Since September, the central bank in Turkey has slashed its interest rate by almost 500 basis points, to almost 14% because of pressure from the country’s President Tayyip Erdogan. The president wants to achieve higher economic growth by giving exports and production a boost. The unorthodox decline in rates contributed to a currency crisis in Turkey last year, as inflation had risen to an almost 19-year high in December by 36%, which is the highest under the rule of Erdogan. In late December, the Turkish Lira had reached a record low of 18.4 against the US dollar.
This prompted Erdogan to introduce a scheme aimed at encouraging savers to convert their foreign exchange deposits, which would give depositors some compensation for the losses caused by a weak Lira. This week, the scheme also added corporate accounts to its offerings. Industrial production had increased 11.4% in November on a year-on-year basis and data indicated that it had been an expansion for the 17th consecutive month. According to market economists, the data showed that the economy had held up well against the currency crisis initially. However, they added that it was doubtful that it would be able to fight much longer.

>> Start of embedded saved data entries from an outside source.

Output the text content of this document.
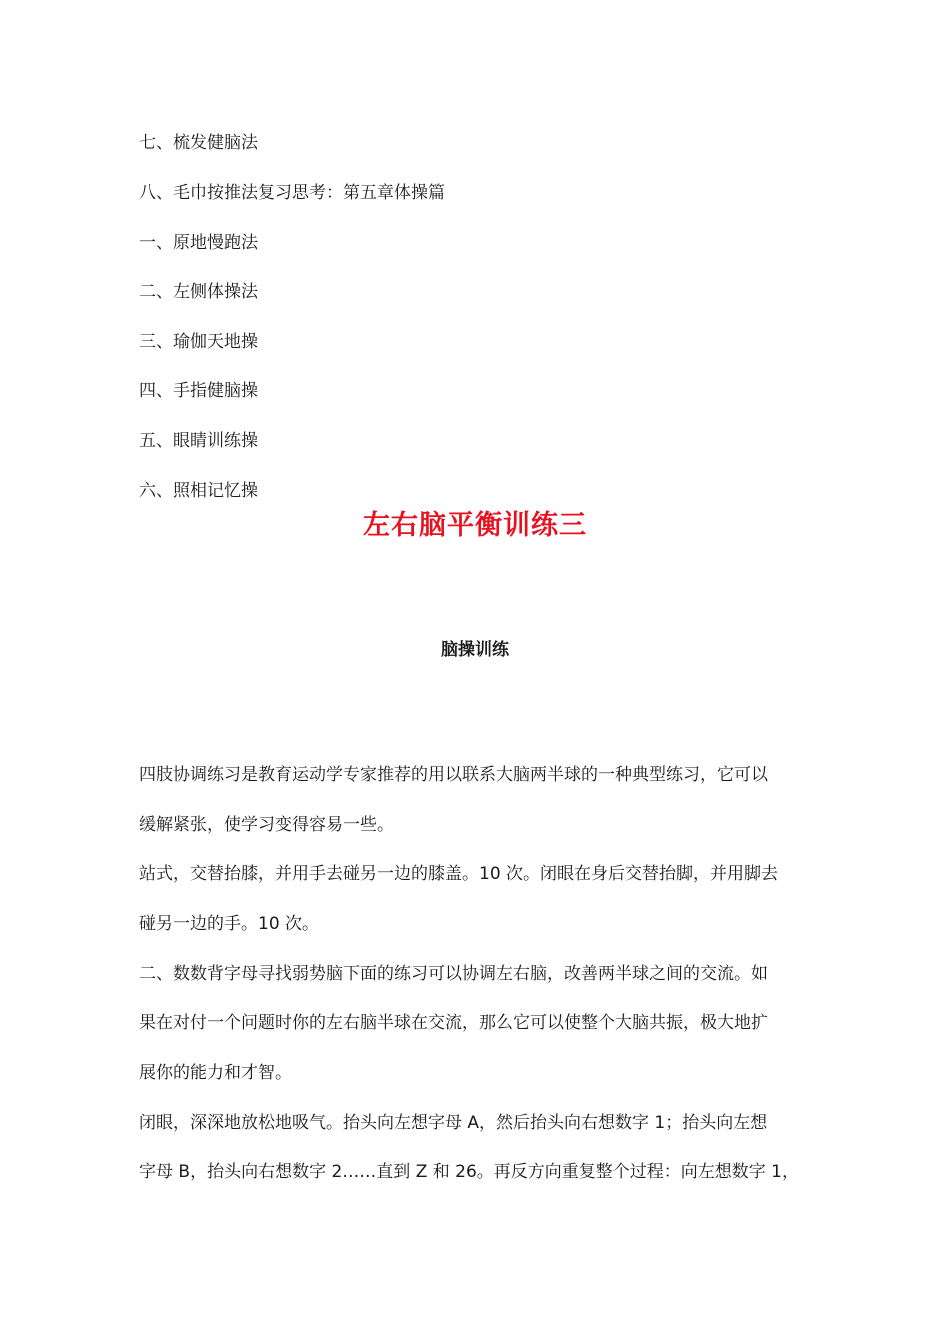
七、梳发健脑法
八、毛巾按推法复习思考：第五章体操篇
一、原地慢跑法
二、左侧体操法
三、瑜伽天地操
四、手指健脑操
五、眼睛训练操
六、照相记忆操
左右脑平衡训练三
脑操训练
四肢协调练习是教育运动学专家推荐的用以联系大脑两半球的一种典型练习，它可以
缓解紧张，使学习变得容易一些。
站式，交替抬膝，并用手去碰另一边的膝盖。10 次。闭眼在身后交替抬脚，并用脚去
碰另一边的手。10 次。
二、数数背字母寻找弱势脑下面的练习可以协调左右脑，改善两半球之间的交流。如
果在对付一个问题时你的左右脑半球在交流，那么它可以使整个大脑共振，极大地扩
展你的能力和才智。
闭眼，深深地放松地吸气。抬头向左想字母 A，然后抬头向右想数字 1；抬头向左想
字母 B，抬头向右想数字 2……直到 Z 和 26。再反方向重复整个过程：向左想数字 1，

It is expected that the Turkish economy had entered a downturn at the end of last year, but this one could prove to be a bit milder than the economic crisis seen back in 2018. Back then, there had been contractions in the Turkish economy for three consecutive quarters. This week, the World Bank also cut its forecast for growth in Turkey from 4.5% earlier to 2% in the year 2022. According to economists, they also expect inflation in Turkey to increase to as much as 50% in the first half of this year, which doesn’t bode well for the economy.